THE SECURITIES EXCHANGE ACT OF 1934

 

Report on Form 6-K dated March 24, 2006

(Commission File No. 1-15024)

 


 

Novartis AG

(Name of Registrant)

 

Lichtstrasse 35

4056 Basel

Switzerland

(Address of Principal Executive Offices)

 


 

Indicate by check mark whether the registrant files or will file annual reports under cover of Form 20-F or Form 40-F:

 

Form 20-F: ý

 

Form 40-F: o

 

 

Indicate by check mark if the registrant is submitting the Form 6-K in paper as permitted by Regulation S-T Rule 101(b)(1):

 

Yes: o

 

No: ý

 

Indicate by check mark if the registrant is submitting the Form 6-K in paper as permitted by Regulation S-T Rule 101(b)(7):

 

Yes: o

 

No: ý

 

Indicate by check mark whether the registrant by furnishing the information contained in this form is also thereby furnishing the information to the Commission pursuant to Rule 12g3-2(b) under the Securities Exchange Act of 1934.

 

Yes: o

 

No: ý

 

 



 

 

Investor Relations

 

Novartis International AG CH-4002 Basel
Switzerland

Novartis Corporation
608 Fifth Avenue
New York, NY 10020
USA

 

- Investor Relations Release -

 

Femara® approved in Germany as initial therapy for postmenopausal women with early breast cancer after surgery

 

Approvals in other European countries expected in the near future - new indication already approved in the US, UK and Japan

Benefit of Femara is most evident in women with higher risk of their breast cancer coming back

New global 4,000 patient head-to-head trial comparing Femara to anastrozole launched – first comparative study of these two aromatase inhibitors in post-surgery setting

Basel, March 20, 2006 – Novartis announced today that Femara® (letrozole) has received approval in Germany for use after surgery in postmenopausal women with hormone-sensitive early breast cancer (adjuvant setting). This is the first major European market approval for this additional indication under the European mutual recognition procedure.

 

The approval was based on results from the BIG 1-98 study, a comparison of Femara versus tamoxifen, which demonstrated that Femara reduced the risk of breast cancer recurrence by an additional 19% (p=0.003). The benefit of Femara was most evident in women with a higher risk of their breast cancer coming back, i.e. those whose breast cancer has already spread to the lymph nodes (node-positive) and/or those who have received chemotherapy.

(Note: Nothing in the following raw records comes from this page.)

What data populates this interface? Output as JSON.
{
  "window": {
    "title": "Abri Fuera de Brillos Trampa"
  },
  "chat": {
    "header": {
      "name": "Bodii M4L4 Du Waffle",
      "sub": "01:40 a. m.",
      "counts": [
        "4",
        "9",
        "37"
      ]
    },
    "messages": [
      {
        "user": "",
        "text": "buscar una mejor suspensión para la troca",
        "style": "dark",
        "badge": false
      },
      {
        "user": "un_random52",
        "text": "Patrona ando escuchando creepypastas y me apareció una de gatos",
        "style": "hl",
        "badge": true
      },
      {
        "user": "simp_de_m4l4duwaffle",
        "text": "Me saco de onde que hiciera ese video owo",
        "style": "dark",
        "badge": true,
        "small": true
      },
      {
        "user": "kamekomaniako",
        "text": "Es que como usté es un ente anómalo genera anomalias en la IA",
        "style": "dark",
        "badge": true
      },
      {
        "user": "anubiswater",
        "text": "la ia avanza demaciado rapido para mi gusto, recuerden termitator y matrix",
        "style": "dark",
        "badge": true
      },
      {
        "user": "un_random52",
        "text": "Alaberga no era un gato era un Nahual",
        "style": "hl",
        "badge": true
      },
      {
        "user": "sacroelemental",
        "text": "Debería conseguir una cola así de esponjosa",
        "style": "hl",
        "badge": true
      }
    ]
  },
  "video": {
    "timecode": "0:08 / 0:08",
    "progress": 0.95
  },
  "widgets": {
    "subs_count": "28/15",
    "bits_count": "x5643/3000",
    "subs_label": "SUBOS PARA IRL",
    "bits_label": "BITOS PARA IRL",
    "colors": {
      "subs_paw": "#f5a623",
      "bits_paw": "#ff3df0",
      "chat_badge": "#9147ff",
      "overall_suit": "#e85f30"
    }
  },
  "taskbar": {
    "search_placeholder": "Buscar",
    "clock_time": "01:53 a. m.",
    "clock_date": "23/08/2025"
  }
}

To better define the optimal adjuvant treatment for these patients at higher risk, Novartis has initiated the FACE (Femara vs. Anastrozole Clinical Evaluation) trial. This is the first comparative study of these two aromatase inhibitors in the post-surgery setting and is expected to enroll 4,000 women worldwide. The trial will evaluate the efficacy of the two drugs in reducing the risk of breast cancer coming back.

“This new approval of Femara offers these women an effective treatment after surgery to help protect them from their cancer returning,” said David Epstein, President and CEO, Novartis Oncology. “The superior efficacy of aromatase inhibitors over tamoxifen has led physicians and patients to ask which drug in this class is the most effective in the adjuvant setting. This is why Novartis has made a significant commitment to sponsor the FACE trial.”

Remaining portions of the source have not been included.